Los impuestos forman parte de casi cualquier conversación sobre economía, aunque no afectan igual a todo el mundo. Mientras para la mayoría de trabajadores representan una obligación difícil de esquivar, para las grandes fortunas suelen convertirse en un terreno lleno de ventajas fiscales. Durante años se ha defendido que bajarles los impuestos beneficia a toda la economía, pero cada vez más estudios ponen en duda esa teoría.
En este contexto, el economista Eduardo Garzón ha difundido en un vídeo de YouTube una idea tan simple como polémica: recortar los impuestos a las rentas más altas no mejora la vida del resto de la sociedad, sino que beneficia sobre todo a quienes ya tienen más dinero. Su análisis se apoya en un estudio académico que analiza 18 países de la OCDE entre 1965 y 2015, y que examina cómo los grandes recortes fiscales a las rentas altas han afectado a la economía a lo largo de varias décadas.

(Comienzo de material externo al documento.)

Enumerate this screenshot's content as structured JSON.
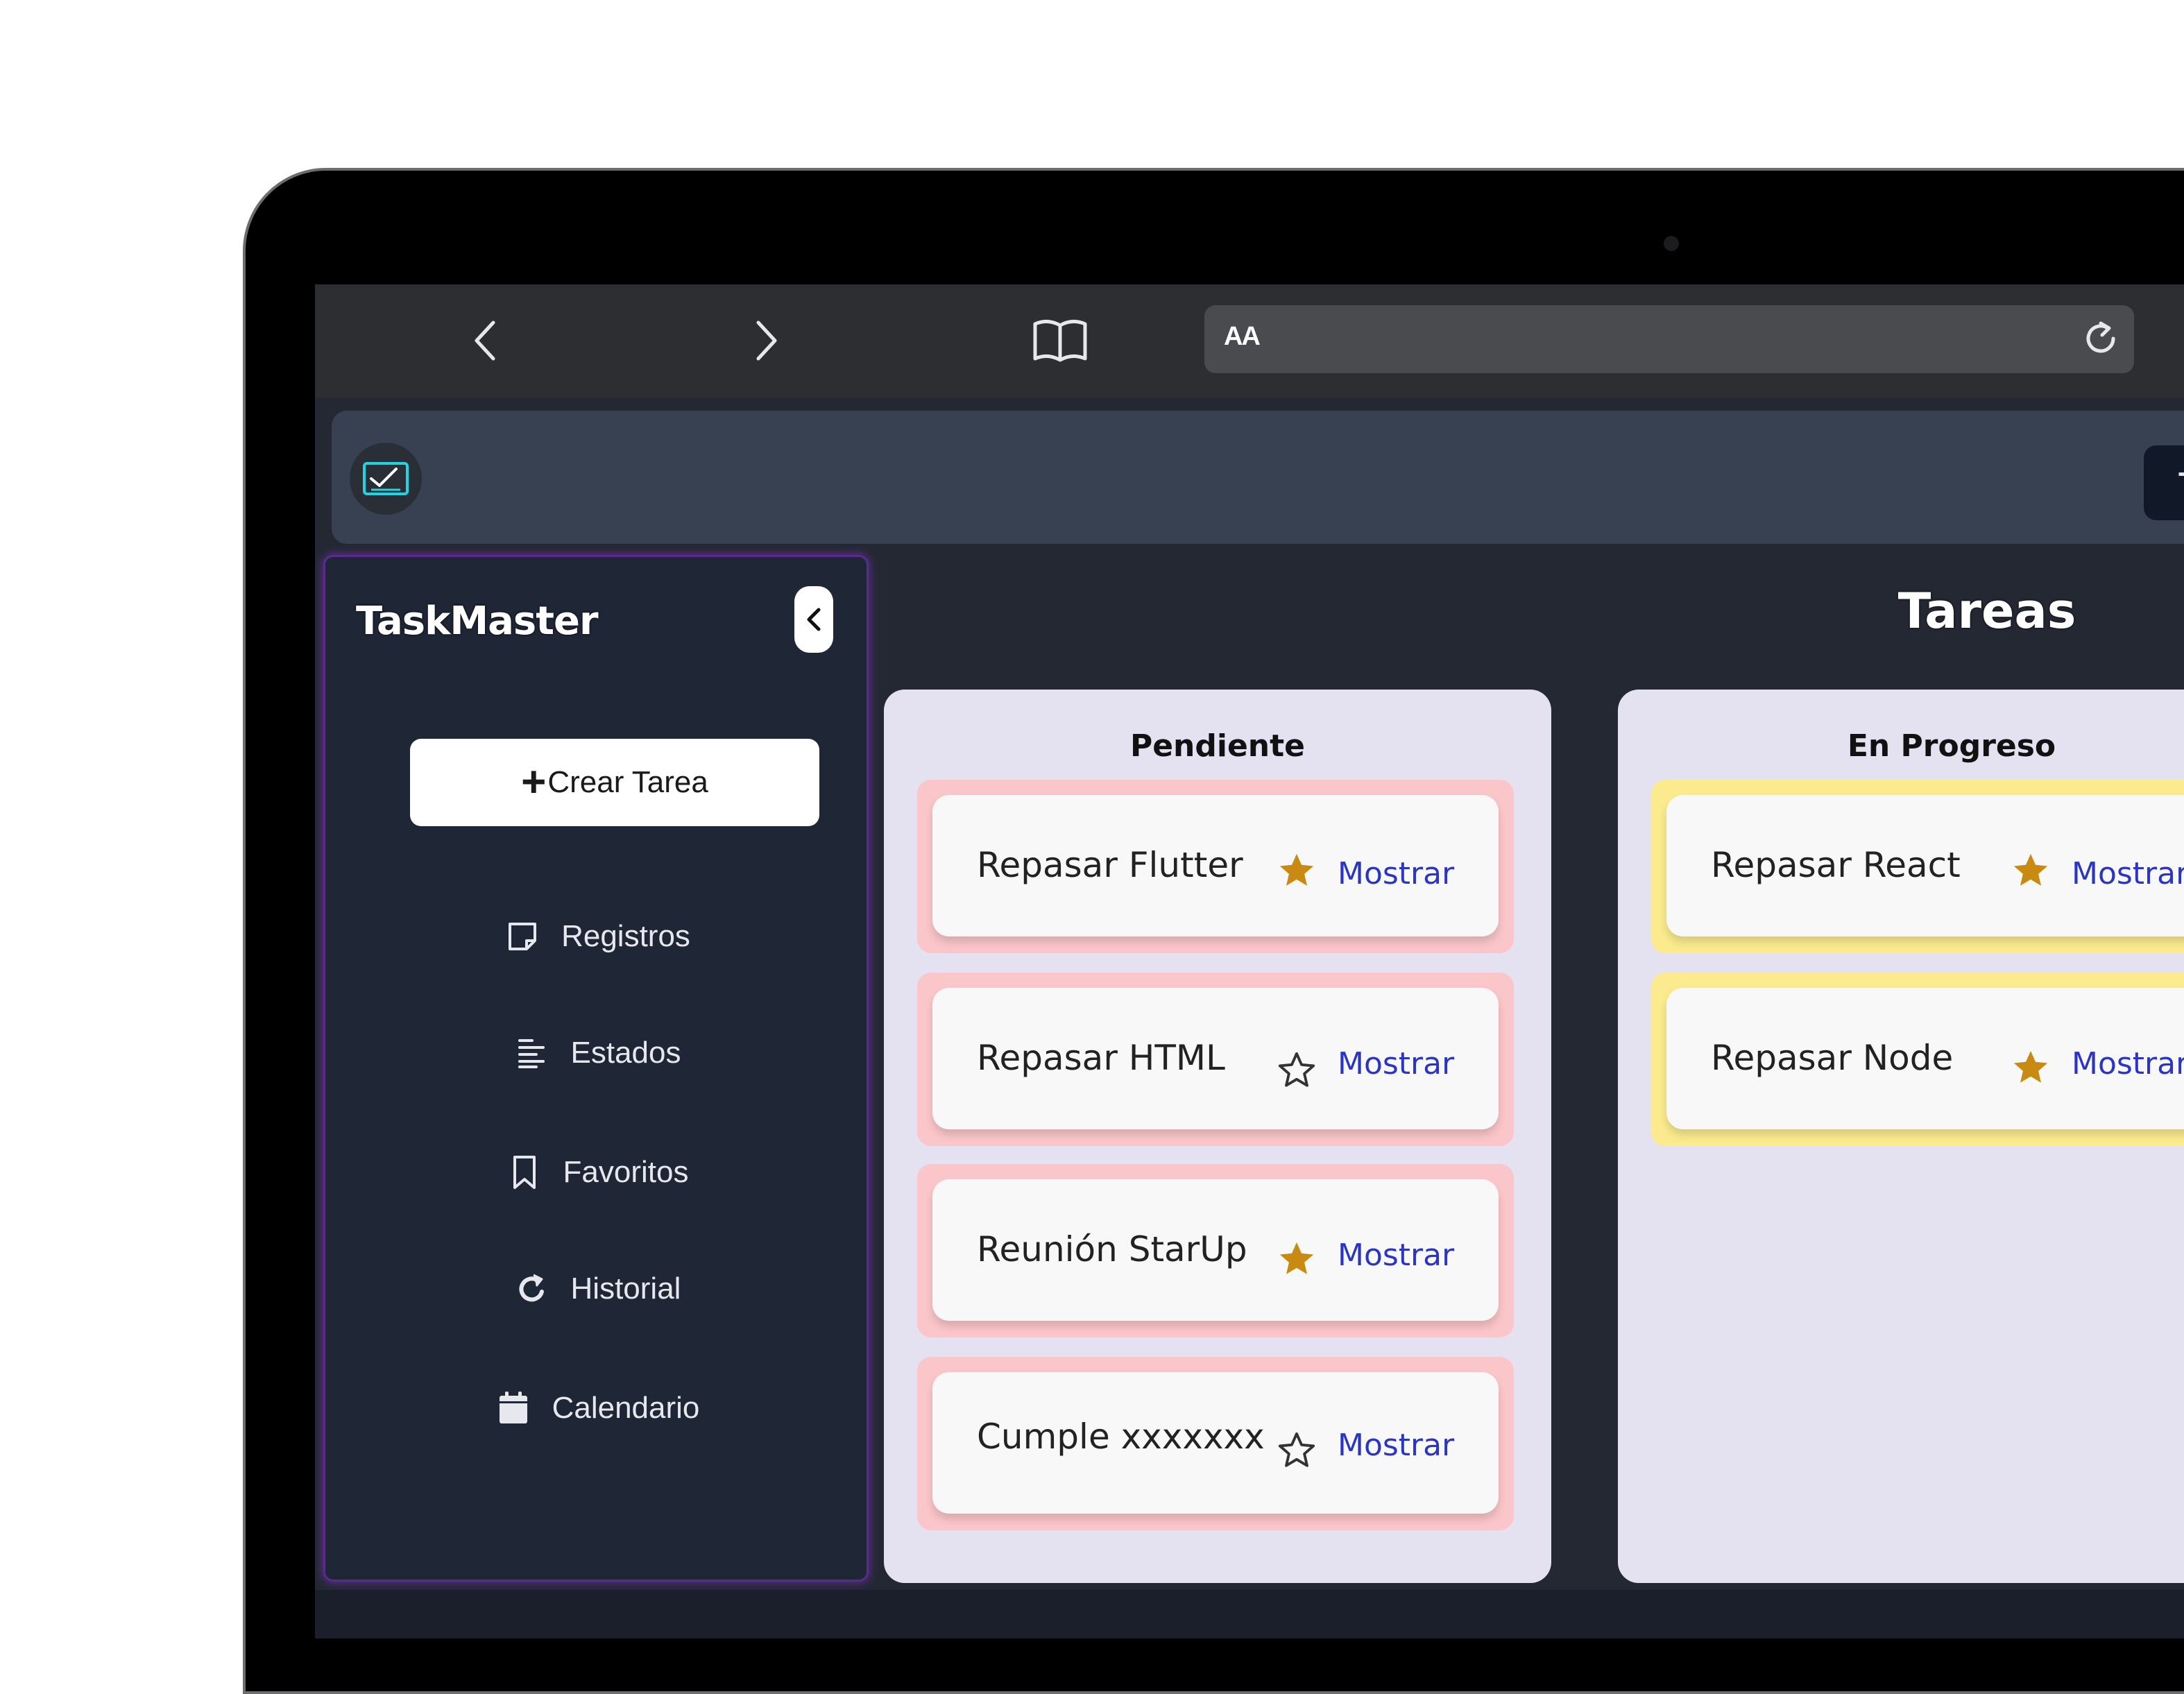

La investigación, firmada por David Hope y Julian Limberg, utiliza un nuevo indicador de “impuestos sobre los ricos” para detectar grandes recortes de la progresividad fiscal en las economías avanzadas. “¿Cuál es el resultado de bajar los impuestos a los ricos? Pues que aumenta la desigualdad. Ni mejora el empleo, ni mejora la producción”, concluye Eduardo Garzón tras analizar el estudio en cuestión.
Un aumento de la brecha
Según lo investigado, esos cambios aumentan la desigualdad tanto a corto como a medio plazo, mientras que no se aprecia un efecto estadísticamente significativo sobre el crecimiento o el paro. Es decir, las grandes rebajas fiscales a las rentas más altas no terminan traduciéndose en más empleo ni en una mejora real de la economía, pese a que durante décadas se hayan presentado como una receta para impulsar la prosperidad general.
Garzón encuadra estos resultados en una tendencia histórica en la que, desde los años ochenta, los países desarrollados han ido reduciendo los impuestos a las rentas más altas tras décadas de una fiscalidad mucho más elevada en la posguerra. Según la OCDE, este giro ha venido acompañado de una menor progresividad del sistema y de una reducción de la capacidad redistributiva en buena parte de las economías avanzadas.
A partir de ahí, la lectura que hace Garzón es que las promesas de mayor crecimiento o creación de empleo tras estas rebajas fiscales no se sostienen en los datos, y que el principal efecto visible es el aumento de la brecha entre rentas altas y el resto de la población. “La clave es que nos deja bien claro lo que ya sospechábamos, que bajar los impuestos a los ricos solo le sirve a los ricos, no le sirve a nadie”, resume el economista, subrayando que los resultados del estudio apuntan más a un problema de desigualdad que a una mejora económica general.